The Day Ahead: Ciena, Sycamore stoke fibre optic love affair

Wall Street's love affair with fibre optic networking stocks won't abate -- especially when Ciena and Sycamore Networks unveil strong quarters

Aside from the obviously huge market opportunity, investors just love new companies that can go from zero to profit in about three quarters. Sure, you could argue the optical networking crowd is overvalued, but you can't quibble about the results. That's why investors are jumping all over new fibre optic companies such as New Focus and the soon-to-be-public ONI Systems.

Ciena one of the old guys on the optical networking block, topped estimates in its fiscal second quarter with earnings of 12 cents a share, two pennies above consensus. But the real story is the top line growth. Ciena reported sales of $185.7m (£124m), up 66 percent from a year ago. For a bit of context, Lehman Brothers analyst Steven Levy projected sales of about $171m.

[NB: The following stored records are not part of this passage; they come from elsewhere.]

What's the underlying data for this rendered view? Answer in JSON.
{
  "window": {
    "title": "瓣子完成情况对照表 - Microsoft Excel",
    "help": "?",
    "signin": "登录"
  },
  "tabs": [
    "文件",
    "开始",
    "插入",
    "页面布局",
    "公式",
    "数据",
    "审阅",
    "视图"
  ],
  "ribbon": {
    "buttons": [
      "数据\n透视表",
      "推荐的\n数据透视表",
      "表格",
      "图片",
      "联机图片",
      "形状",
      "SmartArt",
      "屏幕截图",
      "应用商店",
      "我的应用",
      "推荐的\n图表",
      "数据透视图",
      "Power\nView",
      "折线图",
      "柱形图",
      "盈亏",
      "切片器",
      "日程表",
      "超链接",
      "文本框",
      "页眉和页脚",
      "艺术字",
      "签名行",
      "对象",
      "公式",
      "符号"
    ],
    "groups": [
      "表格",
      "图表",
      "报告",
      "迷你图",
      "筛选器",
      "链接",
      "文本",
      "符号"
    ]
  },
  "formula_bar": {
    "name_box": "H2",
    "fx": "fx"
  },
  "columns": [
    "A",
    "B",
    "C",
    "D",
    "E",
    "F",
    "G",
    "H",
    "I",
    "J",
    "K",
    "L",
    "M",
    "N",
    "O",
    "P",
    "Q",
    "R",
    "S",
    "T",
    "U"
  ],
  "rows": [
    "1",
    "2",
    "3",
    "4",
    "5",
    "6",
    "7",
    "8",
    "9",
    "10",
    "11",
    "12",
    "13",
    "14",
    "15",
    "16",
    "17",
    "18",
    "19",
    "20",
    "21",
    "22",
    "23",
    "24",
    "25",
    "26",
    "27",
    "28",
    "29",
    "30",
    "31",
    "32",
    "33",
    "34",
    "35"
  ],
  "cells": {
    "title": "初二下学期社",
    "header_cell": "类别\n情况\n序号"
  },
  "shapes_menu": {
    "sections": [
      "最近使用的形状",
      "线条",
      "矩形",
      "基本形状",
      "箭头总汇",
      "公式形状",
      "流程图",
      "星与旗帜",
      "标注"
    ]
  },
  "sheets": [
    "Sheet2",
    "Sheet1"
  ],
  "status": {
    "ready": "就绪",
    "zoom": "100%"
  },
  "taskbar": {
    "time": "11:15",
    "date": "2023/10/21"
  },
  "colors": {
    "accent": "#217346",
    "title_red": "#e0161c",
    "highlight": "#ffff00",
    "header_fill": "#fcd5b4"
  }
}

Not too shabby -- especially since Ciena was dead money 20 months ago. Flashback: In September 1998, Ciena shares were about 13 after Tellabs dumped plans to merge with the company. Bargain hunters willing to take the risk made out pretty well.

Ciena makes dense-wavelength division multiplexing (DWDM) systems for use with long-distance fibre-optic telecommunications networks. The company also recorded sales to 22 customers in the second quarter, compared to 13 a year earlier. A diversified customer base is a big deal with the networking crowd. Ciena, which got a revenue boost from a yet-to-be-named customer, also predicted a strong second half.

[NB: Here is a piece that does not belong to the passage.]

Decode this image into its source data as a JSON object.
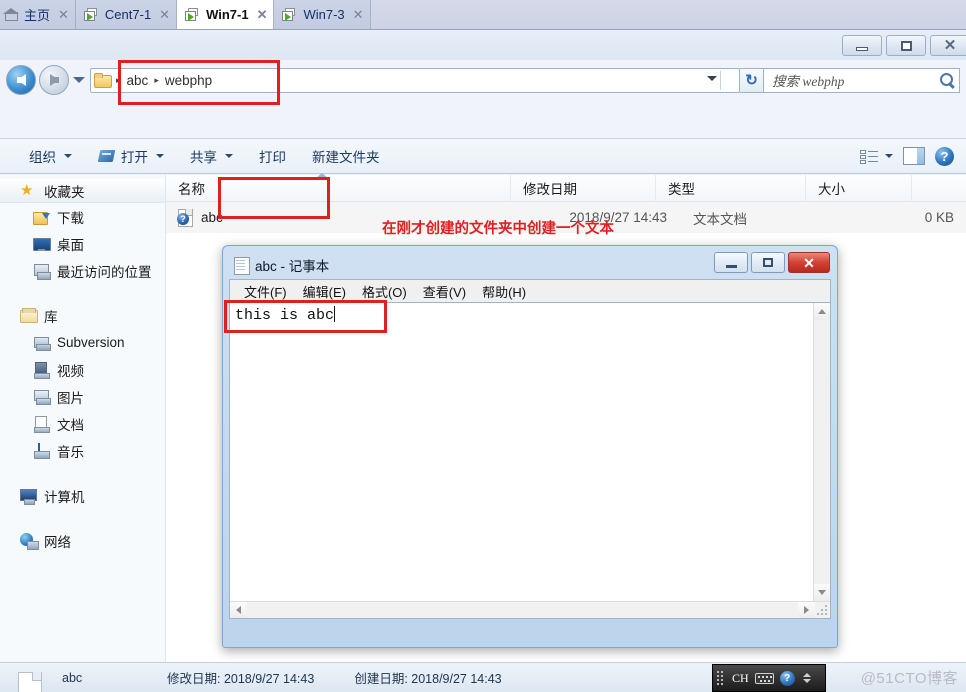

There were a few glitches that could trip up Ciena shares today. Ciena's MultiWave EdgeDirector product hasn't sold as well as expected and won't boost revenue. But the outlook and future revenue from a Qwest Communications contract should offset a lingering concerns. Ciena, which competes with Nortel Networks, Sycamore, Lucent Technologies and Pirelli, which was acquired by Cisco.

Not to be outdone by Ciena, Sycamore Networks, which also makes fibre optic networking gear, checked in with third quarter earnings of a nickel a share, excluding charges. First Call's consensus poll of 10 analysts predicted a profit of a 3 cents a share.

Revenue was $20m above expectations at $59.2m, up 104 percent from the second quarter. The outlook for Sycamore looks good, but it has to continue to diversify its customer base. Sycamore has eight customers, but Williams Communications Group still generates the majority of sales.

Despite Sycamore's results, don't expect a big rally today. The company historically (all of five public quarters) has grown 50 percent to 100 percent a quarter. Don't expect that in the future because of Sycamore's growing revenue base, said CFO Frances Jewels.

Worrying because a company can't grow 100 percent a quarter is a bit silly, but Wall Street will do it anyway.

Could this optical networking love affair end? Not anytime soon. The demand for fibre optic components is estimated to top $22.5bn by 2003, up from $6.6bn in 1999, according to research firm Ryan, Hankin & Kent. Component company JDS Uniphase upped its revenue target Thursday, and both Nortel and Cisco are betting big on fibre optics.

"There's no reason why it won't last," said Levy. "We're in hyper growth."